As the Board notes, applying this label to content requires clear escalation pathways, but it also requires careful consideration of the content by subject matter experts. For example, in our response to recommendation 1 in the Iraqi Kurdistan case, we noted that we had recently updated our guidance to also apply the more prominent label when we identify duplicate, identical content. However, we also highlighted that there are instances when identical content may be shared in a clearly condemning or debunking context and we would not apply the label in those cases.

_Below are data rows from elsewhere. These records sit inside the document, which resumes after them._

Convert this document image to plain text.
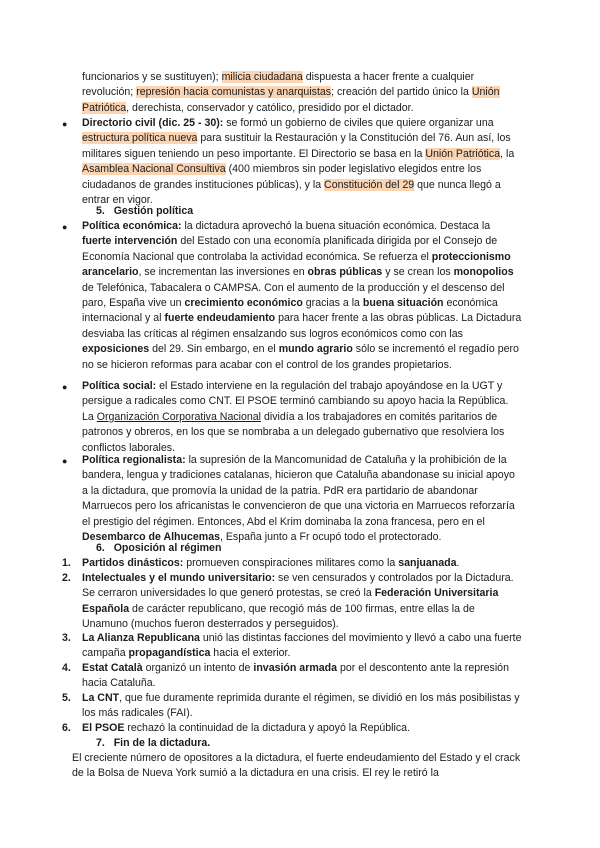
funcionarios y se sustituyen); milicia ciudadana dispuesta a hacer frente a cualquier revolución; represión hacia comunistas y anarquistas; creación del partido único la Unión Patriótica, derechista, conservador y católico, presidido por el dictador.

● Directorio civil (dic. 25 - 30): se formó un gobierno de civiles que quiere organizar una estructura política nueva para sustituir la Restauración y la Constitución del 76. Aun así, los militares siguen teniendo un peso importante. El Directorio se basa en la Unión Patriótica, la Asamblea Nacional Consultiva (400 miembros sin poder legislativo elegidos entre los ciudadanos de grandes instituciones públicas), y la Constitución del 29 que nunca llegó a entrar en vigor.

5. Gestión política

● Política económica: la dictadura aprovechó la buena situación económica. Destaca la fuerte intervención del Estado con una economía planificada dirigida por el Consejo de Economía Nacional que controlaba la actividad económica. Se refuerza el proteccionismo arancelario, se incrementan las inversiones en obras públicas y se crean los monopolios de Telefónica, Tabacalera o CAMPSA. Con el aumento de la producción y el descenso del paro, España vive un crecimiento económico gracias a la buena situación económica internacional y al fuerte endeudamiento para hacer frente a las obras públicas. La Dictadura desviaba las críticas al régimen ensalzando sus logros económicos como con las exposiciones del 29. Sin embargo, en el mundo agrario sólo se incrementó el regadío pero no se hicieron reformas para acabar con el control de los grandes propietarios.

● Política social: el Estado interviene en la regulación del trabajo apoyándose en la UGT y persigue a radicales como CNT. El PSOE terminó cambiando su apoyo hacia la República. La Organización Corporativa Nacional dividía a los trabajadores en comités paritarios de patronos y obreros, en los que se nombraba a un delegado gubernativo que resolviera los conflictos laborales.

● Política regionalista: la supresión de la Mancomunidad de Cataluña y la prohibición de la bandera, lengua y tradiciones catalanas, hicieron que Cataluña abandonase su inicial apoyo a la dictadura, que promovía la unidad de la patria. PdR era partidario de abandonar Marruecos pero los africanistas le convencieron de que una victoria en Marruecos reforzaría el prestigio del régimen. Entonces, Abd el Krim dominaba la zona francesa, pero en el Desembarco de Alhucemas, España junto a Fr ocupó todo el protectorado.

6. Oposición al régimen

1. Partidos dinásticos: promueven conspiraciones militares como la sanjuanada.

2. Intelectuales y el mundo universitario: se ven censurados y controlados por la Dictadura. Se cerraron universidades lo que generó protestas, se creó la Federación Universitaria Española de carácter republicano, que recogió más de 100 firmas, entre ellas la de Unamuno (muchos fueron desterrados y perseguidos).

3. La Alianza Republicana unió las distintas facciones del movimiento y llevó a cabo una fuerte campaña propagandística hacia el exterior.

4. Estat Català organizó un intento de invasión armada por el descontento ante la represión hacia Cataluña.

5. La CNT, que fue duramente reprimida durante el régimen, se dividió en los más posibilistas y los más radicales (FAI).

6. El PSOE rechazó la continuidad de la dictadura y apoyó la República.

7. Fin de la dictadura.

El creciente número de opositores a la dictadura, el fuerte endeudamiento del Estado y el crack de la Bolsa de Nueva York sumió a la dictadura en una crisis. El rey le retiró la
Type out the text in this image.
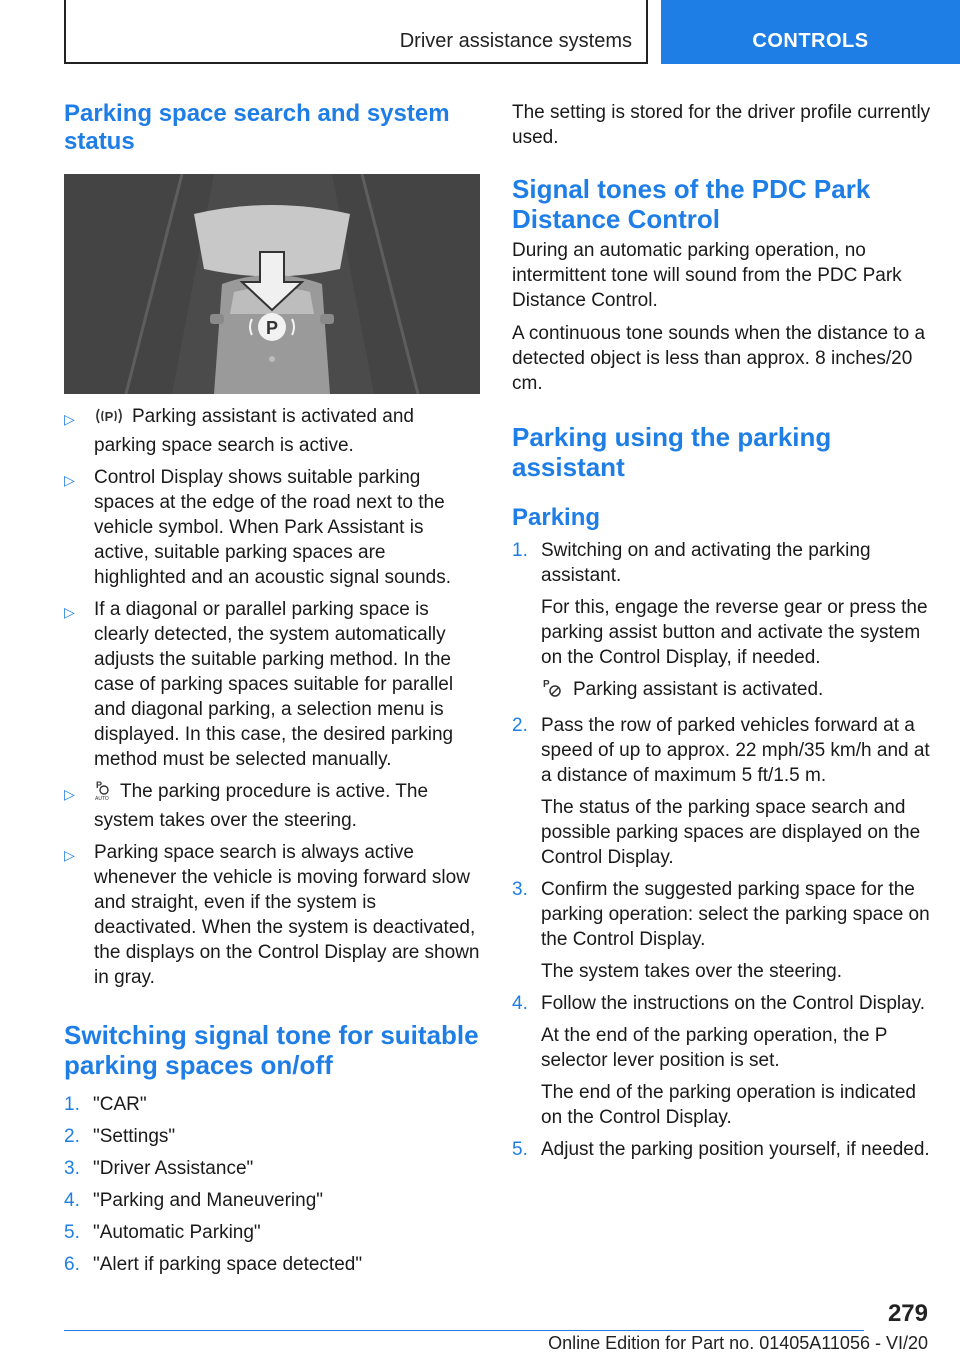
Driver assistance systems	CONTROLS
Parking space search and system status
P
▷ P Parking assistant is activated and parking space search is active.
▷ Control Display shows suitable parking spaces at the edge of the road next to the vehicle symbol. When Park Assistant is active, suitable parking spaces are highlighted and an acoustic signal sounds.
▷ If a diagonal or parallel parking space is clearly detected, the system automatically adjusts the suitable parking method. In the case of parking spaces suitable for parallel and diagonal parking, a selection menu is displayed. In this case, the desired parking method must be selected manually.
▷
P
AUTO The parking procedure is active. The system takes over the steering.
▷ Parking space search is always active whenever the vehicle is moving forward slow and straight, even if the system is deactivated. When the system is deactivated, the displays on the Control Display are shown in gray.
Switching signal tone for suitable parking spaces on/off
1. "CAR"
2. "Settings"
3. "Driver Assistance"
4. "Parking and Maneuvering"
5. "Automatic Parking"
6. "Alert if parking space detected"

The setting is stored for the driver profile currently used.

Signal tones of the PDC Park Distance Control

During an automatic parking operation, no intermittent tone will sound from the PDC Park Distance Control.

A continuous tone sounds when the distance to a detected object is less than approx. 8 inches/20 cm.

Parking using the parking assistant
Parking
1. Switching on and activating the parking assistant.

For this, engage the reverse gear or press the parking assist button and activate the system on the Control Display, if needed.

P Parking assistant is activated.

2. Pass the row of parked vehicles forward at a speed of up to approx. 22 mph/35 km/h and at a distance of maximum 5 ft/1.5 m.

The status of the parking space search and possible parking spaces are displayed on the Control Display.

3. Confirm the suggested parking space for the parking operation: select the parking space on the Control Display.

The system takes over the steering.

4. Follow the instructions on the Control Display.

At the end of the parking operation, the P selector lever position is set.

The end of the parking operation is indicated on the Control Display.

5. Adjust the parking position yourself, if needed.
279
Online Edition for Part no. 01405A11056 - VI/20
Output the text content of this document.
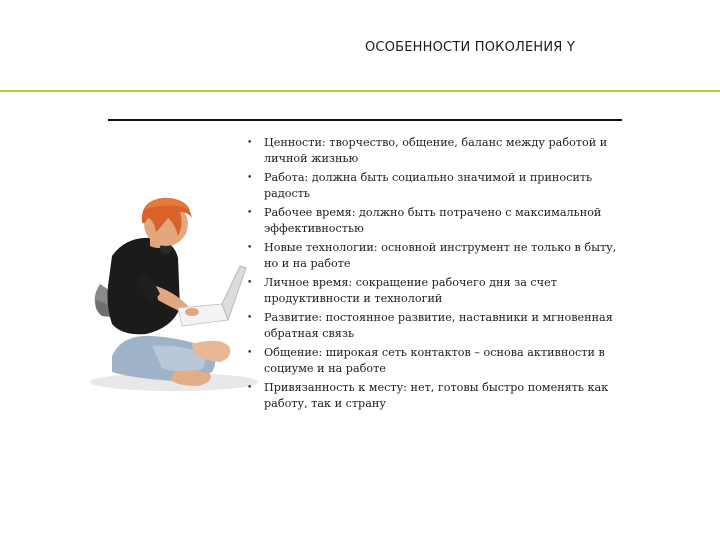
ОСОБЕННОСТИ ПОКОЛЕНИЯ Y
•	Ценности: творчество, общение, баланс между работой и личной жизнью
•	Работа: должна быть социально значимой и приносить радость
•	Рабочее время: должно быть потрачено с максимальной эффективностью
•	Новые технологии: основной инструмент не только в быту, но и на работе
•	Личное время: сокращение рабочего дня за счет продуктивности и технологий
•	Развитие: постоянное развитие, наставники и мгновенная обратная связь
•	Общение: широкая сеть контактов – основа активности в социуме и на работе
•	Привязанность к месту: нет, готовы быстро поменять как работу, так и страну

Finally, we recently announced in March 2026 that we have begun introducing more advanced AI systems to help enforce our policies. These systems cover languages spoken by 98% of people online, helping us apply policies more accurately and consistently across billions of pieces of content and can also understand context and cultural nuance, including niche subcultures, rapidly changing and regionally specific code words, emoji meanings and slang. However, expert teams will continue to be crucial in enforcement including on potentially high-risk and high-impact decisions. As part of this ongoing work to introduce these systems and continue to iterate on our policies and their enforcement, we will assess how we can further improve escalation pathways for additional application of the more prominent AI label to content that meets our criteria. We will provide updates on the progress of this work in future reports to the Board.